« C’est pas moi, c’est ma sœur, qu’a cassé la machine à vapeur… » Cette ritournelle de cour de récréation sert de communication au gouvernement depuis l’annonce, ce jeudi 16 mars, de recourir à l’article 49.3 de la Constitution. C’est la faute, paraît-il, de la brutalité des extrêmes et de la capacité des Républicains à vivre en cohérence avec leurs propres choix.
C’est même pire : les membres du gouvernement expliquent qu’aucun autre texte n’était possible au nom des équilibres budgétaires - on est prié de ne pas rire ! Et encore que le recours à l’article 49.3 n’est pas un échec… Et que sur le reste, le gouvernement est évidemment irréprochable sur toute la ligne, et depuis le début. Il faut être aveugle comme un ministre en exercice pour ne pas voir ce que le pays ressent : la colère générale face aux multiples manipulations, contradictions, manifestations d’amateurisme et mensonges dont nous avons été abreuvés à jet continu.
Dans quelques jours, l’Assemblée nationale se prononcera sur une motion de censure. Nous souhaitons ardemment qu’elle soit adoptée, aucune des objections à cette perspective ne nous paraissant convaincante.
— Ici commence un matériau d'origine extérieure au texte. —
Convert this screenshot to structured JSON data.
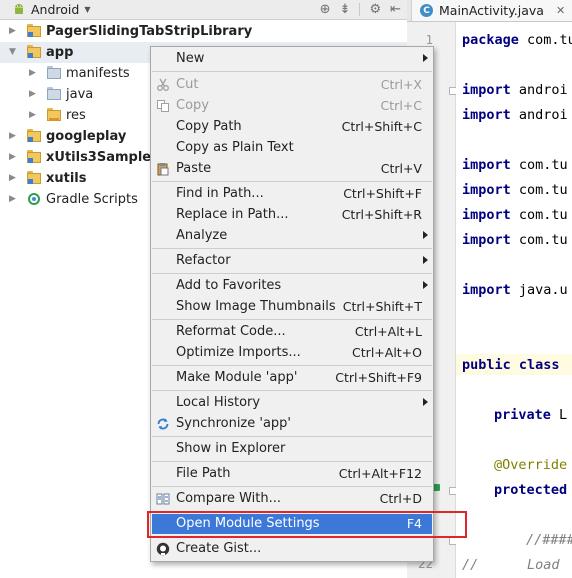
{
  "project_panel": {
    "view_label": "Android",
    "tree": [
      {
        "label": "PagerSlidingTabStripLibrary",
        "bold": true,
        "type": "module",
        "expanded": false
      },
      {
        "label": "app",
        "bold": true,
        "type": "module",
        "expanded": true,
        "selected": true
      },
      {
        "label": "manifests",
        "bold": false,
        "type": "folder"
      },
      {
        "label": "java",
        "bold": false,
        "type": "folder"
      },
      {
        "label": "res",
        "bold": false,
        "type": "res-folder"
      },
      {
        "label": "googleplay",
        "bold": true,
        "type": "module",
        "expanded": false
      },
      {
        "label": "xUtils3Sample",
        "bold": true,
        "type": "module",
        "expanded": false
      },
      {
        "label": "xutils",
        "bold": true,
        "type": "module",
        "expanded": false
      },
      {
        "label": "Gradle Scripts",
        "bold": false,
        "type": "gradle",
        "expanded": false
      }
    ]
  },
  "editor": {
    "tab_title": "MainActivity.java",
    "line_numbers": [
      "1",
      "22"
    ],
    "code": {
      "l1_kw": "package",
      "l1_rest": " com.tu",
      "l3_kw": "import",
      "l3_rest": " androi",
      "l4_kw": "import",
      "l4_rest": " androi",
      "l6_kw": "import",
      "l6_rest": " com.tu",
      "l7_kw": "import",
      "l7_rest": " com.tu",
      "l8_kw": "import",
      "l8_rest": " com.tu",
      "l9_kw": "import",
      "l9_rest": " com.tu",
      "l11_kw": "import",
      "l11_rest": " java.u",
      "l14_kw": "public class",
      "l14_rest": "",
      "l16_kw": "private",
      "l16_rest": " L",
      "l18_ann": "@Override",
      "l19_kw": "protected",
      "l21_cmt": "//####",
      "l22_cmt": "//      Load"
    }
  },
  "context_menu": {
    "items": [
      {
        "label": "New",
        "shortcut": "",
        "submenu": true,
        "icon": ""
      },
      {
        "label": "Cut",
        "shortcut": "Ctrl+X",
        "disabled": true,
        "icon": "scissors-icon"
      },
      {
        "label": "Copy",
        "shortcut": "Ctrl+C",
        "disabled": true,
        "icon": "copy-icon"
      },
      {
        "label": "Copy Path",
        "shortcut": "Ctrl+Shift+C"
      },
      {
        "label": "Copy as Plain Text",
        "shortcut": ""
      },
      {
        "label": "Paste",
        "shortcut": "Ctrl+V",
        "icon": "clipboard-icon"
      },
      {
        "label": "Find in Path...",
        "shortcut": "Ctrl+Shift+F"
      },
      {
        "label": "Replace in Path...",
        "shortcut": "Ctrl+Shift+R"
      },
      {
        "label": "Analyze",
        "shortcut": "",
        "submenu": true
      },
      {
        "label": "Refactor",
        "shortcut": "",
        "submenu": true
      },
      {
        "label": "Add to Favorites",
        "shortcut": "",
        "submenu": true
      },
      {
        "label": "Show Image Thumbnails",
        "shortcut": "Ctrl+Shift+T"
      },
      {
        "label": "Reformat Code...",
        "shortcut": "Ctrl+Alt+L"
      },
      {
        "label": "Optimize Imports...",
        "shortcut": "Ctrl+Alt+O"
      },
      {
        "label": "Make Module 'app'",
        "shortcut": "Ctrl+Shift+F9"
      },
      {
        "label": "Local History",
        "shortcut": "",
        "submenu": true
      },
      {
        "label": "Synchronize 'app'",
        "shortcut": "",
        "icon": "sync-icon"
      },
      {
        "label": "Show in Explorer",
        "shortcut": ""
      },
      {
        "label": "File Path",
        "shortcut": "Ctrl+Alt+F12"
      },
      {
        "label": "Compare With...",
        "shortcut": "Ctrl+D",
        "icon": "compare-icon"
      },
      {
        "label": "Open Module Settings",
        "shortcut": "F4",
        "active": true
      },
      {
        "label": "Create Gist...",
        "shortcut": "",
        "icon": "github-icon"
      }
    ]
  },
  "colors": {
    "menu_selection": "#3b78d8",
    "highlight_border": "#e0262a",
    "keyword": "#000080"
  }
}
On entend d’abord qu’il ne faudrait pas ajouter une crise institutionnelle à la crise sociale. Mais n’est-ce pas plutôt la crise institutionnelle qui est une des principales causes de cette crise sociale ? N’est-ce pas la méthode de gouvernement et le style personnel de l’exécutif qui ont plongé des Français dans la colère ? N’est-ce pas l’impossibilité, pour les contre-pouvoirs, de résister à la concentration excessive de l’autorité présidentielle qui est problématique ? N’y a-t-il pas, en cette circonstance si grave, une obligation à adresser à l’exécutif un signal fort d’opposition, fût-il brutal ?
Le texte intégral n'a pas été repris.